Fuller was born in Washington, D.C., and started his music studies at the Washington National Cathedral. He was a boy soprano and studied the organ with Paul Callaway. He later attended the Peabody Conservatory of Music at Johns Hopkins in Baltimore as well as Georgetown. Fuller went on to study harpsichord under Ralph Kirkpatrick at Yale and theory under Paul Hindemith. He graduated in 1954 with an M.Mus.
After graduation, Fuller went to Paris on a Ditson Fellowship. On his return in 1957 he gave his first New York recital. In 1964 Fuller was made a professor at the Juilliard School of Music. In 1972 he co-founded the Aston Magna Foundation for Music and Humanities and became its artistic director. The Foundation's aims are to "enrich the appreciation of music of the past and the understanding of the cultural, political, and social contexts in which it was composed and experienced."
Following a dispute with the Aston Magna board, Fuller left the group in 1983. Two years later, he founded the Helicon Foundation, a New York presenting organization devoted to chamber music performances on original instruments and in period style. Fuller retired as president and artistic director of Helicon at the end of the 2005-2006 season, having led the organization for 21 years. Upon his retirement, James Roe was appointed artistic director and William A. Simon became president.
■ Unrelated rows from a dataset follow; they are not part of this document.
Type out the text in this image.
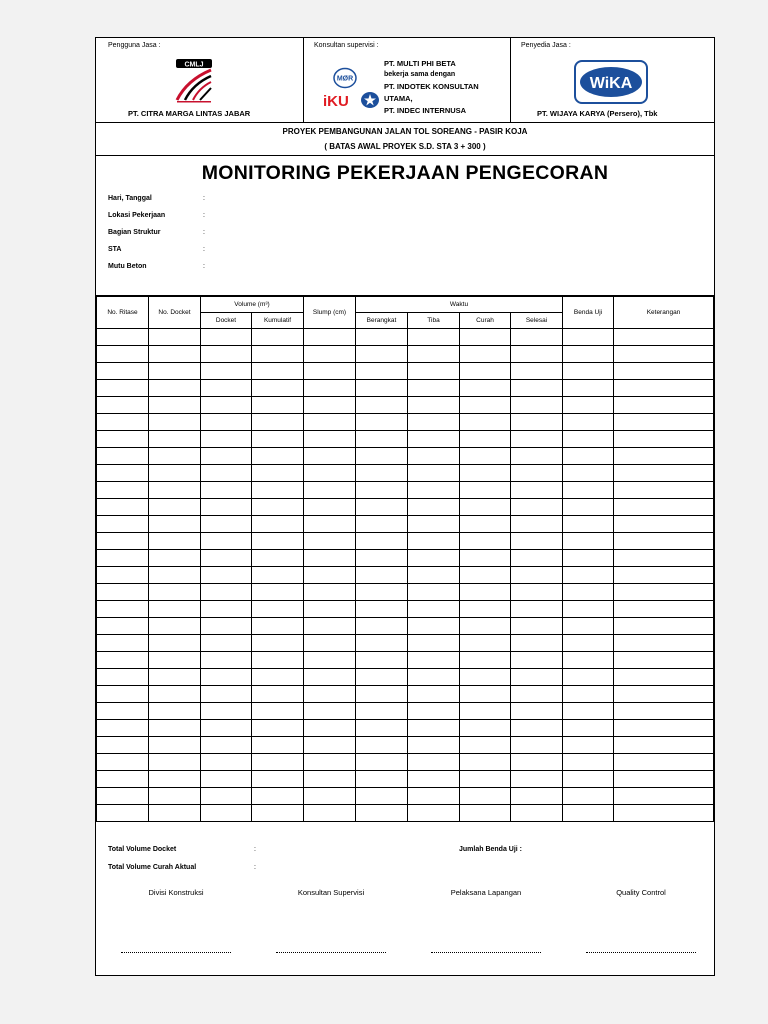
Pengguna Jasa :
CMLJ
PT. CITRA MARGA LINTAS JABAR
Konsultan supervisi :
MØR
iKU
PT. MULTI PHI BETA
bekerja sama dengan
PT. INDOTEK KONSULTAN
UTAMA,
PT. INDEC INTERNUSA
Penyedia Jasa :
WiKA
PT. WIJAYA KARYA (Persero), Tbk
PROYEK PEMBANGUNAN JALAN TOL SOREANG - PASIR KOJA
( BATAS AWAL PROYEK S.D. STA 3 + 300 )
MONITORING PEKERJAAN PENGECORAN
Hari, Tanggal	:
Lokasi Pekerjaan	:
Bagian Struktur	:
STA	:
Mutu Beton	:
No. Ritase	No. Docket	Volume (m³)		Slump (cm)	Waktu				Benda Uji	Keterangan
		Docket	Kumulatif		Berangkat	Tiba	Curah	Selesai		

Total Volume Docket	:	Jumlah Benda Uji :
Total Volume Curah Aktual	:
Divisi Konstruksi	Konsultan Supervisi	Pelaksana Lapangan	Quality Control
Fuller wrote the memoir Alice Tully: An Intimate Portrait (University of Illinois Press, 1999), and translated, from the French, Hugues Cuenod With a Nimble Voice: Conversations With Francois Hudry (Pendragon Press, 1999). He is prominently featured in Paul Festa's 2006 Messiaen documentary Apparition of the Eternal Church, and in the book based on it, OH MY GOD: Messiaen in the Ear of the Unbeliever.